Aim to keep /llms.txt under 200–500 KB and under ~300 entries for fast fetches and easier parsing. If you exceed that, split by section or language and link the alternates near the top.

For /llms-full.txt, keep total content below ~1–2 MB and limit to a handful of cornerstone docs.

Summary guidance:

30–120 words (roughly 200–700 characters) per entry is a practical sweet spot.
Use clear nouns and task verbs (“install,” “authenticate,” “limits,” “pricing”).
Refresh high‑traffic or high‑risk entries at least quarterly; hot paths monthly.

Discoverability: helping AI systems find your llms.txt

Discovery isn’t guaranteed, so add gentle hints across your site.
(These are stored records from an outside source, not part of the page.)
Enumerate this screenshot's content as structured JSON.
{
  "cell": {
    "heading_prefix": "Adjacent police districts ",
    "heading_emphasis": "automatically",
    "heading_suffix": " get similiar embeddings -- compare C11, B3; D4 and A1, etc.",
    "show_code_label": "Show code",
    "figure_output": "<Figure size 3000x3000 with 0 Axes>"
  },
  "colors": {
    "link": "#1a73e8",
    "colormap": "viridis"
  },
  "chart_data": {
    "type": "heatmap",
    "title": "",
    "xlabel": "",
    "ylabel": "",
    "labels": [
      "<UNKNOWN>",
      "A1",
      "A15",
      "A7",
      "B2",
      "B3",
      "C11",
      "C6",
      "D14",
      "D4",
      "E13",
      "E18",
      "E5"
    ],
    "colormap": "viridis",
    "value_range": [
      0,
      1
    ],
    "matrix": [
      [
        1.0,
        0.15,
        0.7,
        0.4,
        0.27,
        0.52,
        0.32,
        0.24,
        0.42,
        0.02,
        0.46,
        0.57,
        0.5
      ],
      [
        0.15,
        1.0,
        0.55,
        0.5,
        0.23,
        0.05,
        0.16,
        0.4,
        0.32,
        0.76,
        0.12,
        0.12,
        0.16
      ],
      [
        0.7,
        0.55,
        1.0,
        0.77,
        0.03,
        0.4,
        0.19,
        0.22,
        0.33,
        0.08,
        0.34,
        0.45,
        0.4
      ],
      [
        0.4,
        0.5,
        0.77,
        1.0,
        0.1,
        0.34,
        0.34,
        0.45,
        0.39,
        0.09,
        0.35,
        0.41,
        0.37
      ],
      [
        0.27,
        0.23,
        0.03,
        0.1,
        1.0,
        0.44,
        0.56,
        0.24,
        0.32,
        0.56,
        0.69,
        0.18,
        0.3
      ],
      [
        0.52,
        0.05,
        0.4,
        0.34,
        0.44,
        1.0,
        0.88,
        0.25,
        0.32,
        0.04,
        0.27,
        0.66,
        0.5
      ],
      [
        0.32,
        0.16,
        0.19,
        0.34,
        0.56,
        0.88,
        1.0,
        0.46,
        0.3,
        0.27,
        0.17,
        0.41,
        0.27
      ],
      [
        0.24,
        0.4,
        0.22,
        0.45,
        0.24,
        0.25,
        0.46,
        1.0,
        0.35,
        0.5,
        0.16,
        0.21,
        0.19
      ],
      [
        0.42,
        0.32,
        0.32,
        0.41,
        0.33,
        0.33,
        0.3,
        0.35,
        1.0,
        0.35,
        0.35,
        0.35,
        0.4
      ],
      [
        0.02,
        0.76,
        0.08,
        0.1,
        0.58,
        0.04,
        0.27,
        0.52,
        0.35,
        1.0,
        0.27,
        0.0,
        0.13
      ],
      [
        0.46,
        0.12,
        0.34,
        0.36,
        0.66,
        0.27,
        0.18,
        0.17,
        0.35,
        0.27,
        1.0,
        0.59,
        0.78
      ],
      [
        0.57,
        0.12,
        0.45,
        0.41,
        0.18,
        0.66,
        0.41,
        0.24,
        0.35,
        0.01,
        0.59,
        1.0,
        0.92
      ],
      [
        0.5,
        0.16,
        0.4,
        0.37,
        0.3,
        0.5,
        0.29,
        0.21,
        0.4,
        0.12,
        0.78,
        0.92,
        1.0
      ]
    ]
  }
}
Some AI crawlers look for common filenames at the root; others follow links or ecosystem directories mentioned by the spec.

Linking strategies (robots.txt hints, sitemap references, site footer)

In robots.txt, add an informational comment and absolute URL:

# LLM sources: https://example.com/llms.txt
# Full context: https://example.com/llms-full.txt

Link llms.txt from your docs footer or “For AI and developers” page.
Optionally mention llms.txt in your About/Legal pages and submit your domain to community directories referenced by the official spec.

Checklist: publish, validate, govern, measure

Define scope and owner; list 10–30 must‑include pages first.
Draft /llms.txt with clean summaries; add updated dates and absolute URLs.
(Optional) Create /llms-full.txt for 3–5 cornerstone docs.
Validate structure, links, and summary length; add CI checks.
Publish at the site root; add discovery hints and directory submissions.
Review monthly; rotate stale entries out and update summaries.
Run prompt tests in two LLMs and track answer quality.

Ongoing measurement and iteration

Measure proxy impact across channels:

Compare AI assistant answers before/after updates; track source citation accuracy.
Watch support deflection, doc search success, and time‑to‑answer.
Monitor branded Q&A on the web; if off‑target sources appear, refine summaries to lift your canonical pages.
Keep a standing backlog of candidates to add/remove, and revisit quarterly.

Resources and references

Specification and ecosystem: llmstxt.org (format guidance, fixed path, community directories, and integrations including VitePress/Docusaurus/Drupal).
Background and adoption: industry write‑ups referencing early adopters (e.g., Mintlify) and discussions by practitioners (e.g., on Medium and community forums).
Tools: community CLIs (e.g., llms_txt2ctx), generators/validators linked from the spec’s ecosystem pages, and emerging CMS/framework plugins.
Related standards: robots.txt (crawler access control), sitemap.xml (URL discovery); use them alongside llms.txt without conflating roles.
Docs‑as‑code: integrate generation in your CI for frameworks like VitePress, Docusaurus, Sphinx, or nbdev to export clean .md mirrors.

Notes and cautions:

LLM vendors vary in how they use llms.txt; treat it as strong guidance, not a legal control.
For licensing and training usage, publish explicit policies and coordinate with vendors beyond llms.txt.